Taking into account patient medical histories, Attain tailors wellness goals to participants, tracks their activity data and suggests they take healthy steps. For instance, Attain’s website shows screenshots recommending users build a bedtime plan or receive a flu shot. The app might also advise users to refill drug prescriptions or visit a primary care physician.

But unlike free fitness trackers, Attain puts something back into successful users’ pockets. The app’s rewards range, with credits to Amazon, Best Buy, Target and other merchants depicted in screenshots. Aetna members who don’t have an Apple Watch may even obtain one through Attain. (And yes, the app also deals in CVS Health credits.)

When insurers launch data-driven programs like Attain, it tends to raise eyebrows and questions from skeptics who see the move as a data grab. The fear is, if Aetna all of a sudden has access to holistic health data, it might choose to raise rates. Critics also worry that insurers will one day choose to deny or cancel coverage based on this kind of data.

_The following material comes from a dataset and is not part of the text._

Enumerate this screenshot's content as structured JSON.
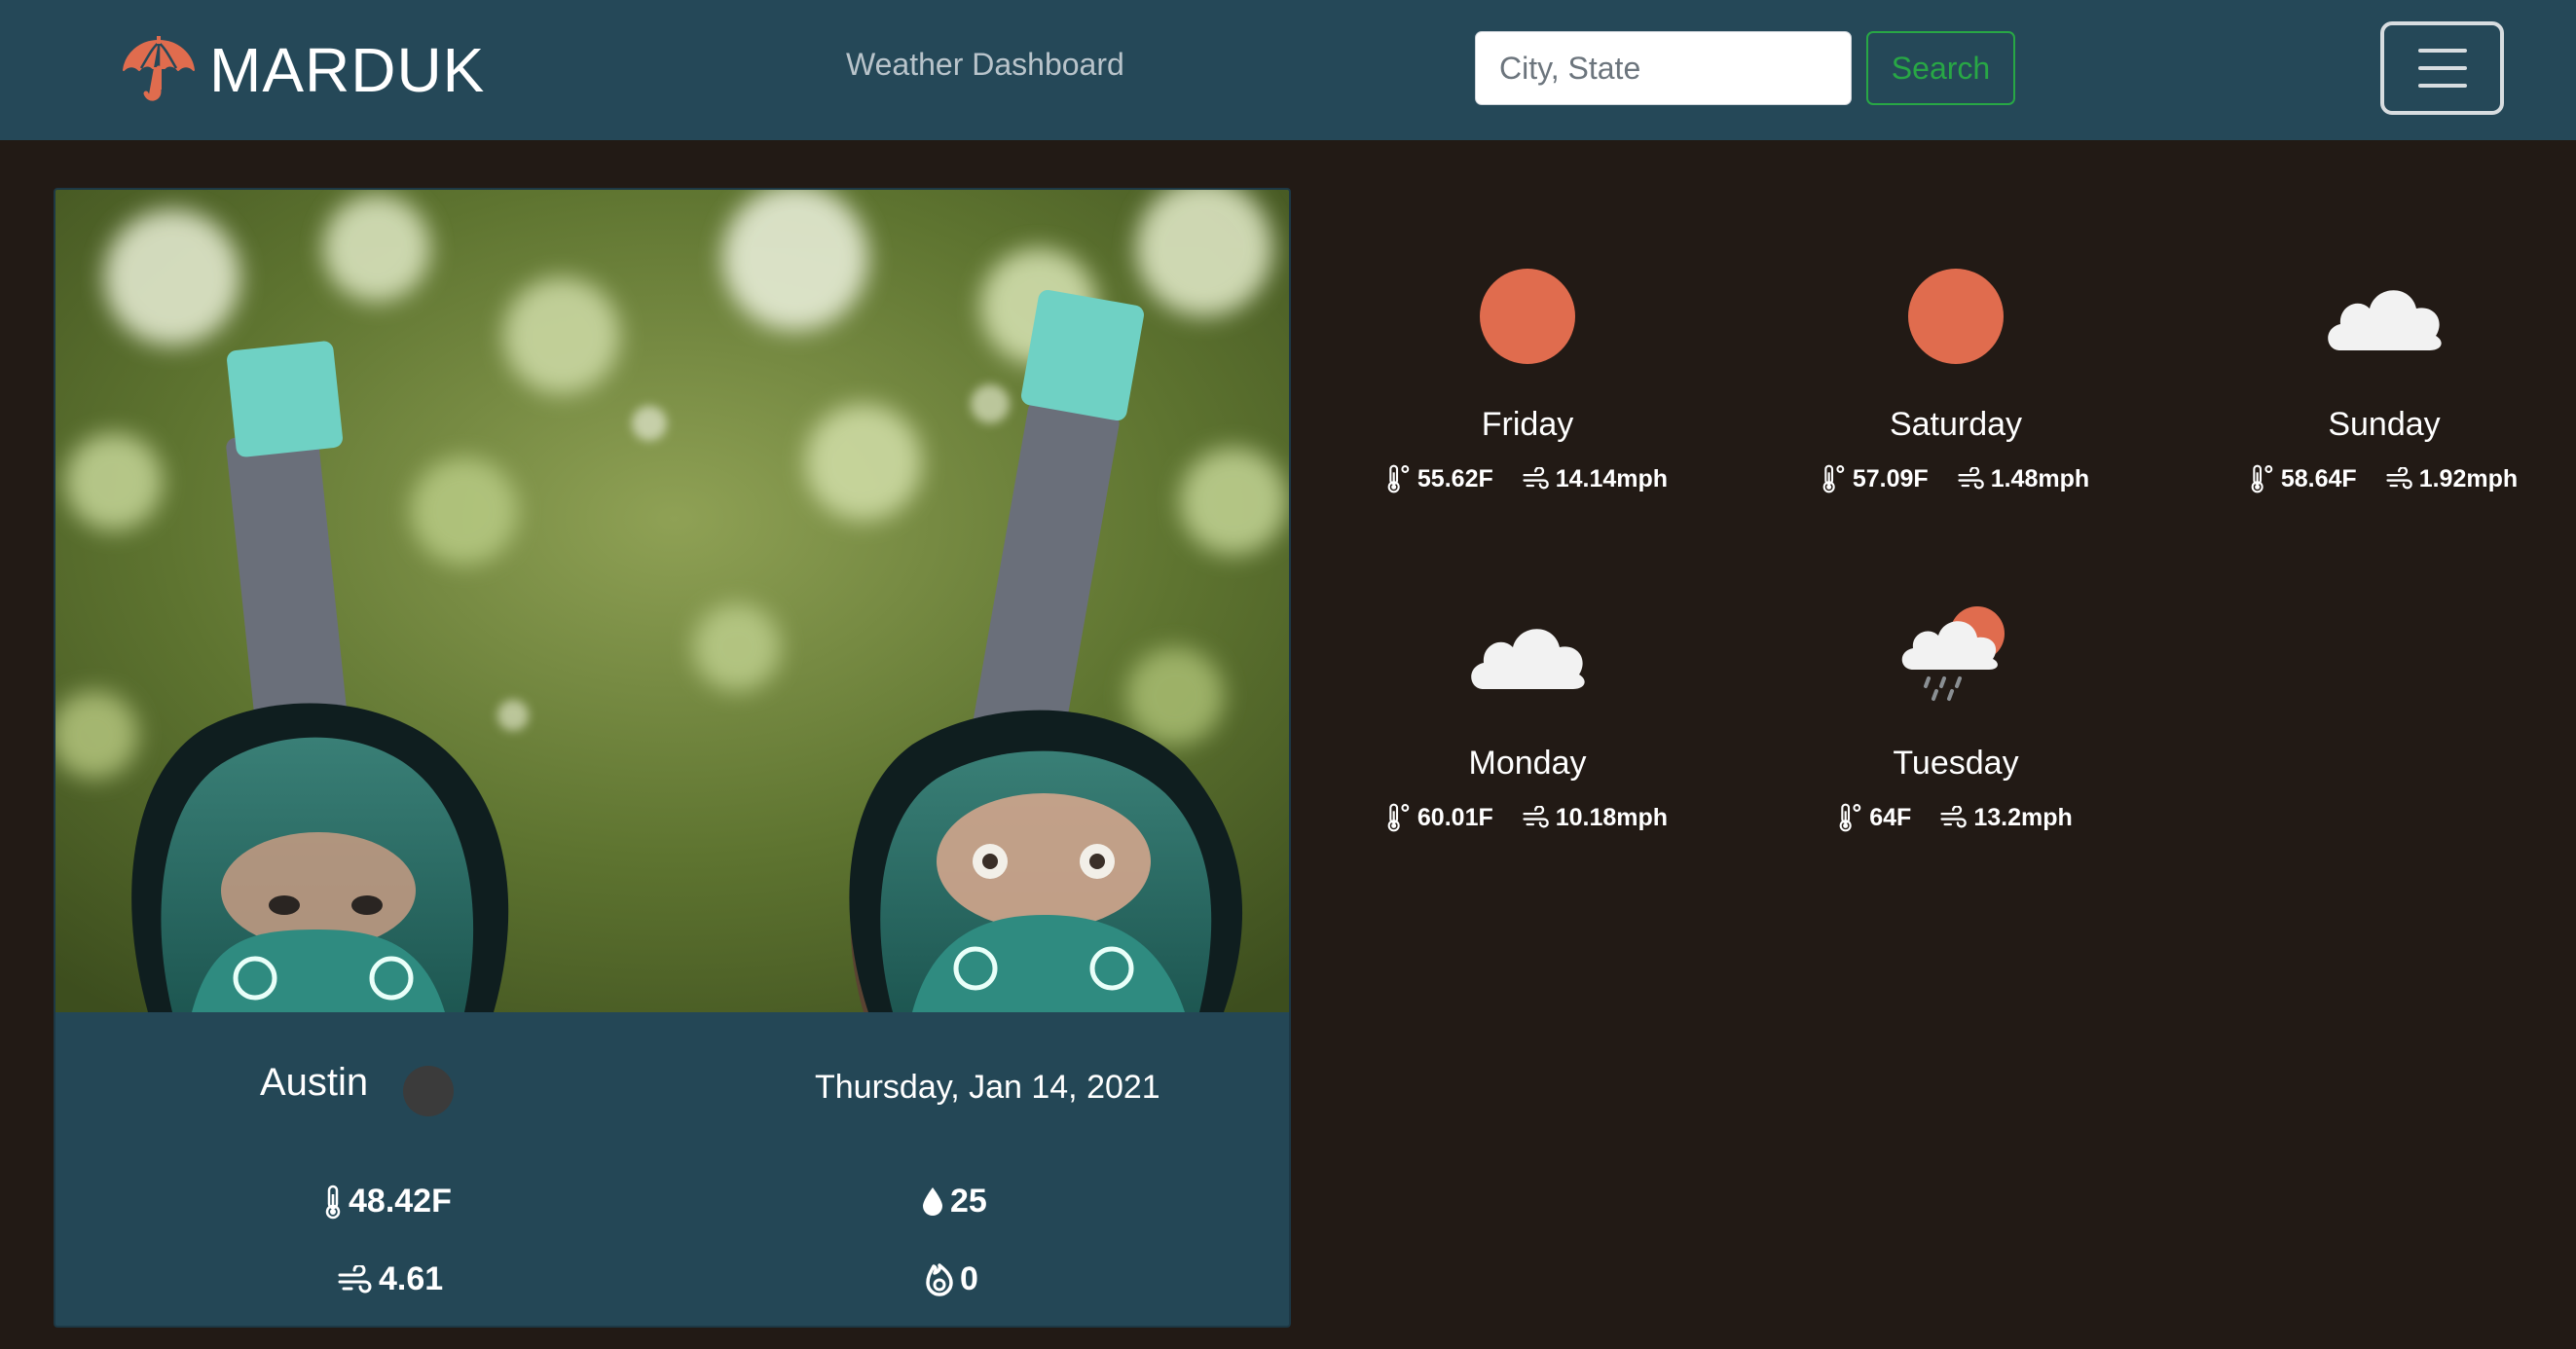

So far, however, payer-orchestrated digital health programs have been built around incentives rather than punishments. Attain is no different, and Aetna appears sensitive to the potential concerns of members, noting that the program is voluntary, participants may quit whenever they please, the data are encrypted, and none of it will inform “underwriting, premium or coverage decisions.”

“User privacy and data security are at the heart of Attain,” Aetna wrote.

Apple and Aetna previously worked together on an Apple Watch-based program that the companies said resulted in positive health effects for 90 percent of users. And the first iteration of Attain doesn’t look to be the last, thanks in part to Apple’s machine-learning and analytical capabilities.

“As we learn over time, the goal is to make more customized recommendations that will help members accomplish their goals and live healthier lives,” Apple’s chief operating officer, Jeff Williams, said in a statement.